MATERIALS AND METHODS
Internationally sourced chemicals are utilized; rosemary vulgare is procured from the Iraqi market, and Nolvadex-D tablets with a potency of 250 mg are obtained from ALIUD PHARMA in Germany. 

Preparation of rosemary leaf extract
Fifty grams of rosemary vulgare leaves should be measured out and mixed with 500 milliliters of deionized water at a 10:1 ratio. After placing the mixture on a magnetic stirrer, let it stir at 50°C for an hour. Filter the mix after that, and keep the liquid that results in a cool place [9].
Synthesis and Characterization of CuCr2O4 Nanoparticles
Dissolve 2.01 grams of CrCl3.6H2O in 25 ml of rosemary vulgare leaf extract to get a 0.5 molar solution of CrCl3.6H2O salts. Dissolve 1.7 grams of CuCl2.2H2O in 25 ml of the extract to make a 0.5 M solution. The two solutions were combined and subjected to magnetic stirring for 30 minutes, undergoing 350 cycles at a temperature of 40 °C after that. The mixture was subjected to ultra-sonication for 10 minutes. Subsequently, a NaOH solution with a concentration of 2 M was gradually introduced. The pH was then adjusted to 7, leaving the mixture on a magnetic stirrer. Subsequently, NaBH4 was progressively introduced to it at a concentration of 1 M. Subsequently, the solid residue was subjected to filtration and rinsed with ethanol on two occasions and deionized water on three occasions. The remaining substance was subjected to a drying process at a temperature of 180 °C. The residue was subjected to combustion at 650 °C for 4 hours.

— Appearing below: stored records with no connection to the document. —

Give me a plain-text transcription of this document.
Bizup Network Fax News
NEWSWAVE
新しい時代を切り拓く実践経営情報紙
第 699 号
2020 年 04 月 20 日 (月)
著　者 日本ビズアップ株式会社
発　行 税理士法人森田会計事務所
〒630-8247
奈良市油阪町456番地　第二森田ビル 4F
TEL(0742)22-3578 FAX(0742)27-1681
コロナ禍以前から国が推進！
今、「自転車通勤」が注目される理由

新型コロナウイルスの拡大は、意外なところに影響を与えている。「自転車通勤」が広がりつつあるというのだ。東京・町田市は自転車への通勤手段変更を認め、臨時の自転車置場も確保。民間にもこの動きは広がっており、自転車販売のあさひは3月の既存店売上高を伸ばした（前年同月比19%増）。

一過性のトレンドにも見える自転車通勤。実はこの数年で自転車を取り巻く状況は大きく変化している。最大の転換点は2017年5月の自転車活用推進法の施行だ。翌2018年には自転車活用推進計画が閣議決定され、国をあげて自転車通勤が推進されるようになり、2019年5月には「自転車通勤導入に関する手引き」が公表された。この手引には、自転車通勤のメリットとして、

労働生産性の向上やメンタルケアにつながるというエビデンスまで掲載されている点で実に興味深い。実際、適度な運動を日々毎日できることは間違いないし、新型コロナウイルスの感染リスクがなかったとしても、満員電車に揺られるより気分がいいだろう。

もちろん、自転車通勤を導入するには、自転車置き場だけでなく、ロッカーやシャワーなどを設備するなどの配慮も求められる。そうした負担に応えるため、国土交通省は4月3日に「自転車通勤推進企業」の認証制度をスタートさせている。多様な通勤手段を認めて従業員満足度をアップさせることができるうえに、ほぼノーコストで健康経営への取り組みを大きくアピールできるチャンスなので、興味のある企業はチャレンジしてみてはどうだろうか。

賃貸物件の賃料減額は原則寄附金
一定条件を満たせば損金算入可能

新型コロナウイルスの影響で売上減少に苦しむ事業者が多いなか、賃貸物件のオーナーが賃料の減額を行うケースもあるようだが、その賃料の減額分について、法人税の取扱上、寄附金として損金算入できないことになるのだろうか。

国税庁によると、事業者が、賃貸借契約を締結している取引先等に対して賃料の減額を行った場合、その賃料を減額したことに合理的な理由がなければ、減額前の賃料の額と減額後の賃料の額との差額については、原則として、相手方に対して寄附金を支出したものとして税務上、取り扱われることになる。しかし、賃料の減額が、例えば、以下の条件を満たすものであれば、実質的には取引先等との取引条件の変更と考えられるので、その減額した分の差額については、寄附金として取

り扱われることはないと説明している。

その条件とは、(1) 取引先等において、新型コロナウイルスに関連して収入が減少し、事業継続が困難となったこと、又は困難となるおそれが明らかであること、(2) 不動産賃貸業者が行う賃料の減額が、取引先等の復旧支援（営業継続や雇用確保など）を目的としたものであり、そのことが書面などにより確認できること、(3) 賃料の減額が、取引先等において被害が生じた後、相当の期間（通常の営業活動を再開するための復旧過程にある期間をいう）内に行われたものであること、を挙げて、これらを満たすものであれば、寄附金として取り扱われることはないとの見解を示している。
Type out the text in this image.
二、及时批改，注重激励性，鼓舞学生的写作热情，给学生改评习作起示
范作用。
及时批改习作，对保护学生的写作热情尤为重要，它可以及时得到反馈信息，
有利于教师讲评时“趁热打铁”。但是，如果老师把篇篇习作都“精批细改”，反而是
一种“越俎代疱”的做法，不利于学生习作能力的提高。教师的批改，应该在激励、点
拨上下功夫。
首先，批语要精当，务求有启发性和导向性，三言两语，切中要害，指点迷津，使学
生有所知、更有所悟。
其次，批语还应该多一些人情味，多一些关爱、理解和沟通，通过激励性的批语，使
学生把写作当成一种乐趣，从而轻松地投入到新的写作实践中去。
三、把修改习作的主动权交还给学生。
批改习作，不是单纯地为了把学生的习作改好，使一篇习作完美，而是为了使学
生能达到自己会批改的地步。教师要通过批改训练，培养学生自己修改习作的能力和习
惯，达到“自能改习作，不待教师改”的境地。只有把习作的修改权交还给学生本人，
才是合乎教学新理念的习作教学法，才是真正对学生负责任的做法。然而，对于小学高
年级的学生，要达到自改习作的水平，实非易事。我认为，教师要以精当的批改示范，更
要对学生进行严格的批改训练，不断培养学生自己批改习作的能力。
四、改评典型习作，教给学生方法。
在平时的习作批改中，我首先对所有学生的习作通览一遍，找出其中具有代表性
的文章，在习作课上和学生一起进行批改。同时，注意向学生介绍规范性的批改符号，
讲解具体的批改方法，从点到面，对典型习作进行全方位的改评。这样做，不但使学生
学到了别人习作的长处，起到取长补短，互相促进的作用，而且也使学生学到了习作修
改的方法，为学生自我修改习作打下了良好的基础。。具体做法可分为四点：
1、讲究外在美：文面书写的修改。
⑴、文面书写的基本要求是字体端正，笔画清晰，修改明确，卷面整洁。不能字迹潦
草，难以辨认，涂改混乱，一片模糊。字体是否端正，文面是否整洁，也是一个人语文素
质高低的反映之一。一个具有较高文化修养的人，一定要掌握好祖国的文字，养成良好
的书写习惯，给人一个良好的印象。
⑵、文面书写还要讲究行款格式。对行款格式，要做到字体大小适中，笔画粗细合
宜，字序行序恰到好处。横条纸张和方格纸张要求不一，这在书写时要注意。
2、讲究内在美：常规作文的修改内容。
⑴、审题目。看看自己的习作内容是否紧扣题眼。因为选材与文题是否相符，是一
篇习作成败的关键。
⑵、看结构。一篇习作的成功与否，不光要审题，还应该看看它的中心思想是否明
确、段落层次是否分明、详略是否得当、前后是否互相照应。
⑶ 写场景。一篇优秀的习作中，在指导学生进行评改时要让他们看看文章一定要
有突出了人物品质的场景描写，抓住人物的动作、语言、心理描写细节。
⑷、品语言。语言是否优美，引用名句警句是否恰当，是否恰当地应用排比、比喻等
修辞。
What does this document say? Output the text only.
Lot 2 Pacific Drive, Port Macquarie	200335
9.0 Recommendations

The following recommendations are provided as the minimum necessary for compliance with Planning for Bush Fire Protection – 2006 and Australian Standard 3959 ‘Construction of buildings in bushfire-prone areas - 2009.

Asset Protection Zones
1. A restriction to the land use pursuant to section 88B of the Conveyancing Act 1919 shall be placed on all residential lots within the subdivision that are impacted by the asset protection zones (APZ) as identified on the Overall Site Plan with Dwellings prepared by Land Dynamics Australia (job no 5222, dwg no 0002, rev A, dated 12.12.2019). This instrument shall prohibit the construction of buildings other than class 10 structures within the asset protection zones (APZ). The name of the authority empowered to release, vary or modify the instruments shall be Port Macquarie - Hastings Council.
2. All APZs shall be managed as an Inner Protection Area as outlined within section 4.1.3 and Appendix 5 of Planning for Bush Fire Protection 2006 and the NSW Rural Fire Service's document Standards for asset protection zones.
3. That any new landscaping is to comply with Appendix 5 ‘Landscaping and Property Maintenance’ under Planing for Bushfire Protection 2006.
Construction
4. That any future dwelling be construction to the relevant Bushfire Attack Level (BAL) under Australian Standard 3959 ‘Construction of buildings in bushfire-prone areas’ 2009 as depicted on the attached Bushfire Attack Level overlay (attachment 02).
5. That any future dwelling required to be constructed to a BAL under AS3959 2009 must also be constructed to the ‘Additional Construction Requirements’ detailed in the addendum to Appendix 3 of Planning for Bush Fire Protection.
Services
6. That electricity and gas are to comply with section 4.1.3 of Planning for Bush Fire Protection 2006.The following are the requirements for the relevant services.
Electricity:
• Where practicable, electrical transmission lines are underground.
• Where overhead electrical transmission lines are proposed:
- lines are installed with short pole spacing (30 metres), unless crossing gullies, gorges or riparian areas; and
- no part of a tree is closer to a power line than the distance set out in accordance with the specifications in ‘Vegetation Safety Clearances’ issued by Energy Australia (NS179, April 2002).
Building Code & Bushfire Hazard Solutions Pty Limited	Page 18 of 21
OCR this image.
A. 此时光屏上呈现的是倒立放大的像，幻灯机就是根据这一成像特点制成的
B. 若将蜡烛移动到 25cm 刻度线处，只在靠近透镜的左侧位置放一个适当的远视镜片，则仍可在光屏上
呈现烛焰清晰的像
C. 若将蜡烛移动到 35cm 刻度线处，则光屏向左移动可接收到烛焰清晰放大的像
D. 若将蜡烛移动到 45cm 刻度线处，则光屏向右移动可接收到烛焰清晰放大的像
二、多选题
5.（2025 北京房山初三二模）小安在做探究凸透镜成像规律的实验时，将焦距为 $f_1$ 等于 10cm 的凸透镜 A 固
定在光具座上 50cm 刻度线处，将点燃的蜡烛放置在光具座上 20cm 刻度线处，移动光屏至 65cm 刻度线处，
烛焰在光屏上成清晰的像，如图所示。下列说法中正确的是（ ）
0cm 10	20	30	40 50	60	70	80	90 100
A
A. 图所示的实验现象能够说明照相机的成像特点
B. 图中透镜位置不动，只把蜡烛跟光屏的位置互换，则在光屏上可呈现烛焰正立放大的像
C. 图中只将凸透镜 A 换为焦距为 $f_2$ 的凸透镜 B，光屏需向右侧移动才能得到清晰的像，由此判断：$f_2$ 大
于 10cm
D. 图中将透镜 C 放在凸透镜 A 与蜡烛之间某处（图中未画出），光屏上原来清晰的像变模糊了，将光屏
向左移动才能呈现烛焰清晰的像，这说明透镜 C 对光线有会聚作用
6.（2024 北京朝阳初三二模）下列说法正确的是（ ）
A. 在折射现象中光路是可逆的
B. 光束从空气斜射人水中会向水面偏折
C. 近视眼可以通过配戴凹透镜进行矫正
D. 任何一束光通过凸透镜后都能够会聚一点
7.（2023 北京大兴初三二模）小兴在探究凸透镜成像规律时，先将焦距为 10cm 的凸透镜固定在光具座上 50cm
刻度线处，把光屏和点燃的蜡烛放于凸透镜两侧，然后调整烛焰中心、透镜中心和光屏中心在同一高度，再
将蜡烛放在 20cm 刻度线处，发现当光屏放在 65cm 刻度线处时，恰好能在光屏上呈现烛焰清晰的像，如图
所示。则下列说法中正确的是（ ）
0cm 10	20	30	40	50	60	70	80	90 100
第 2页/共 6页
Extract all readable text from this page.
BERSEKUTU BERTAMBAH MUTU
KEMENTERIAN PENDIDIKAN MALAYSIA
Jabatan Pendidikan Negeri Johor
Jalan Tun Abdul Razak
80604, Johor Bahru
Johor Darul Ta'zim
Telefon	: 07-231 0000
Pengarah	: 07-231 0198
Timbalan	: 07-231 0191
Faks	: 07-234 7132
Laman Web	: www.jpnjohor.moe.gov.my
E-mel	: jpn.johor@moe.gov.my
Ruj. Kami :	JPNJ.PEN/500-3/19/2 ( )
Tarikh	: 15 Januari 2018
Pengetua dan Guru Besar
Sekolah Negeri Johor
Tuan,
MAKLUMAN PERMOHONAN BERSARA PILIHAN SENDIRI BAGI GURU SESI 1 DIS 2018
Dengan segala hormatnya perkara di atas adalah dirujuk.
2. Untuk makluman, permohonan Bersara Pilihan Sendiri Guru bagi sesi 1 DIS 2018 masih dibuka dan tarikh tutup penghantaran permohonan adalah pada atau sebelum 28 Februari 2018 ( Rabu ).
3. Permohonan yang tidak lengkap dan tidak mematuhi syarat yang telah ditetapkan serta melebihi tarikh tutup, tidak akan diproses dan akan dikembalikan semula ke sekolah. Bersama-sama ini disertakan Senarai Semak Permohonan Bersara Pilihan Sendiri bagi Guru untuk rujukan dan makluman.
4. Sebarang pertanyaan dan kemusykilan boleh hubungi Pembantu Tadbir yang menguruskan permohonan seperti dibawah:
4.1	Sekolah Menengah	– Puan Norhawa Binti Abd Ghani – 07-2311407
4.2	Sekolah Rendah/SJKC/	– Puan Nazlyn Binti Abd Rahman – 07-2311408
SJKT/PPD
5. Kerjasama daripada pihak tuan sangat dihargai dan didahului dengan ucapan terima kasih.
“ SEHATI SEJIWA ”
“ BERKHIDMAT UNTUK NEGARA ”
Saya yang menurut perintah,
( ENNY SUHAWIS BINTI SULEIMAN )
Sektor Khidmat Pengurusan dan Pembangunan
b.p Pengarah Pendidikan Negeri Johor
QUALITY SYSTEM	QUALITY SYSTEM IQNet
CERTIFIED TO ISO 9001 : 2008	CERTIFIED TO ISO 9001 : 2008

Characterization Techniques of CuCr2O4 NPs
X-ray diffraction (XRD), Fourier-transform infrared (FTIR) spectroscopy, and scanning electron microscopy (SEM) were used to analyze the CuCr2O4 nanoparticles. Using a Shimadzu device from Kyoto, Japan, an X-ray diffraction (XRD) study was used to estimate the crystallite size of the nanoparticles. The samples’ FTIR spectra were obtained with a Shimadzu device from Tokyo, Japan. A 200 kV Zeiss SEM from Germany and a Zetasizer Ultra particle analyzer from Malvern Panalytical.

MTT Assay for CuCr2O4 NPs
The MTT assay for CuCr2O4 nanoparticles employed a 10 mg/ml concentration of 3-[4,5-dimethylthiazole-2-yl]-2,5-diphenyltetrazolium bromide as the MTT dye. The CuCr2O4 nanoparticle samples were dissolved in a solution containing 0.2% DMSO to create concentration gradients. The concentrations were determined in parts per million (ppm) at 20, 40, 80, 160, and 320. A 200 µl sample of suspended cells (1 × 104 cells/well) prepared in RPMI medium was dispersed. The cells were cultured in an environment containing 5% carbon dioxide for 24 hours at 37 degrees Celsius. After adding 20 µl of CuCr2O4-NPs to the cell cultures, they were incubated for twenty-four hours under identical conditions. Subsequently, 10 µl of MTT reagent was introduced to each sample, followed by an incubation period of five hours at a temperature of 37°C. The absorbance measurement was conducted at a wavelength of 570 nm [10].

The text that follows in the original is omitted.